Der britische Premierminister befindet sich im Kampfmodus, nachdem er von einem Skandal um Partys in der Downing Street inmitten von Coronavirus-Beschränkungen erschüttert, aber nicht ganz gestürzt wurde.

Im Mittelpunkt des Pushbacks steht – abgesehen von den Versprechungen, seine Hinterzimmeroperation aufzurütteln – ein großartiger Plan, Großbritannien zu „leveln“, ein Land, das seit langem von regionalen Ungleichheiten zerrissen ist, da das wohlhabende London und der Südosten einen Großteil des Landes überflügeln.

Vielleicht wegen des listigen Erwartungsmanagements vermied der Plan, der am Mittwoch von Johnsons Leutnant Michael Gove vorgestellt wurde, düstere Vorhersagen, dass es sich um eine rein kosmetische Übung handeln würde.

Aber Johnson hat sich vor der nächsten Wahl nur ein kurzes Fenster gelassen, um zu zeigen, dass er alles leisten kann. Und das, wenn ihn nicht vorher seine eigene Partei verdrängt.

Das „Leveling Up“-Weißbuch ist nicht Johnsons erster Versuch, seinen Wahlslogan „Leveling up“ in etwas Sinnvolles umzuwandeln. Aber Westminster-Beobachter sahen darin einen Schnitt über früheren unglückseligen und atomisierten Versuchen.

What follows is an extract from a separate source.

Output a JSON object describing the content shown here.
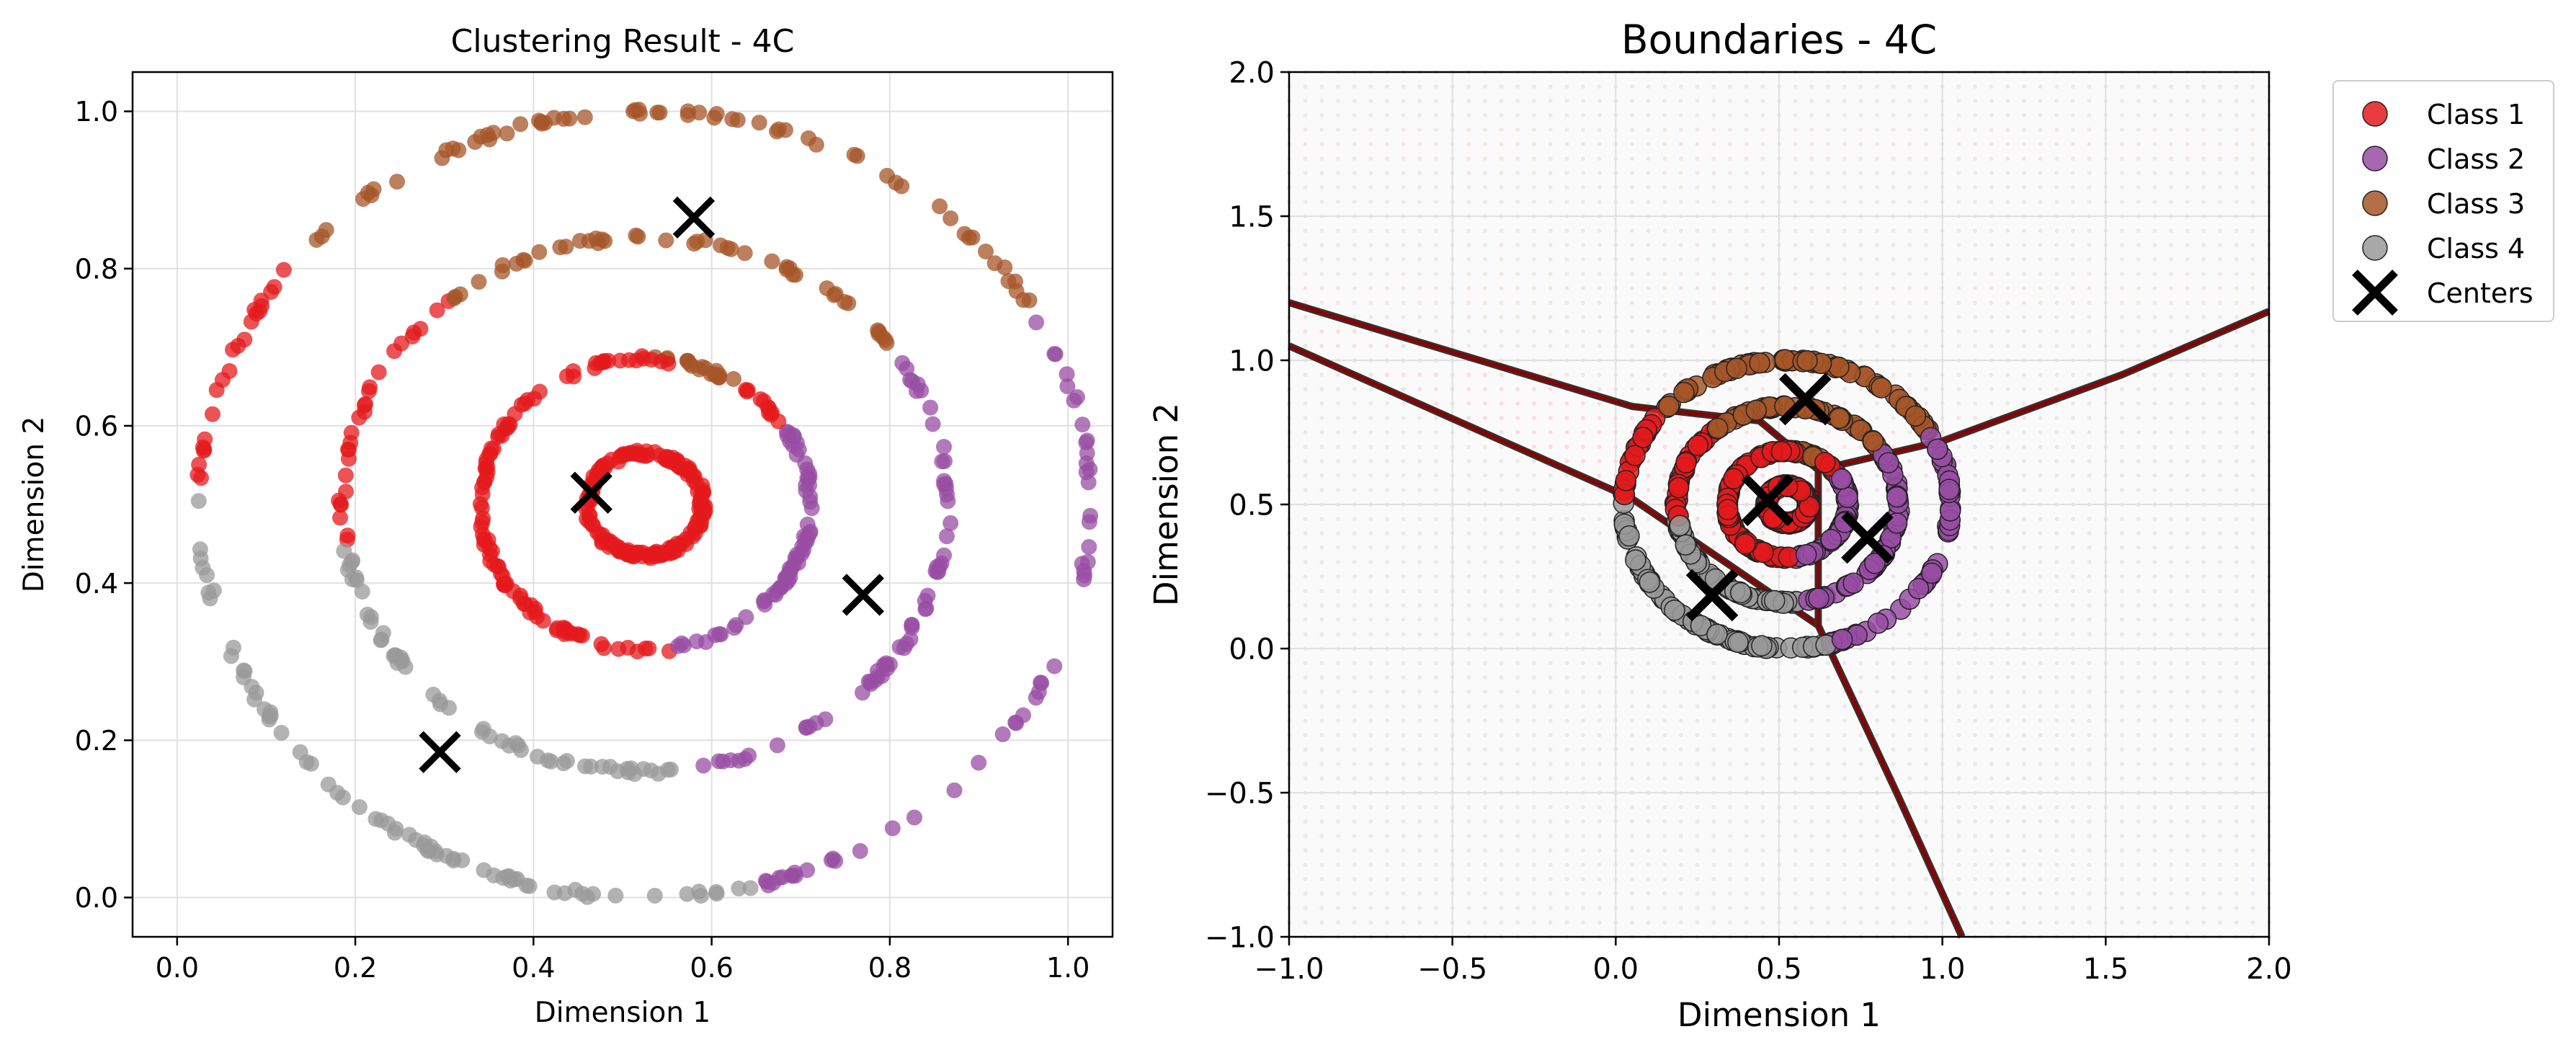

Seit sechs Monaten wird über den Inhalt gerungen, ein Prozess, der die Erwartungen geweckt hat, aber jetzt etwas hervorgebracht zu haben scheint, das wirklich wie eine übergreifende Strategie zur Regeneration in Großbritannien aussieht

Im Zentrum stehen 12 „Missionen“, bei denen die Regierung gesetzlich verpflichtet sein wird, die Fortschritte zu verfolgen. Einige sind sehr spezifisch – die Steigerung der Forschungs- und Entwicklungsinvestitionen um 40 Prozent außerhalb des Südostens Englands – während andere, wie die Verbesserung des öffentlichen Verkehrs, amorph bleiben. Ein weiteres wichtiges Versprechen ist, dass allen Teilen des Landes bis 2030 lokale Entscheidungsbefugnisse angeboten werden, die denen Londons entsprechen.

All dem liegt eine ziemlich grandiose (und sehr Boris Johnson) Vision eines „zeitgenössischen Medici-Modells“ dessen zugrunde, was der Staat tun kann, um Innovation mit kultureller Bereicherung zu verbinden.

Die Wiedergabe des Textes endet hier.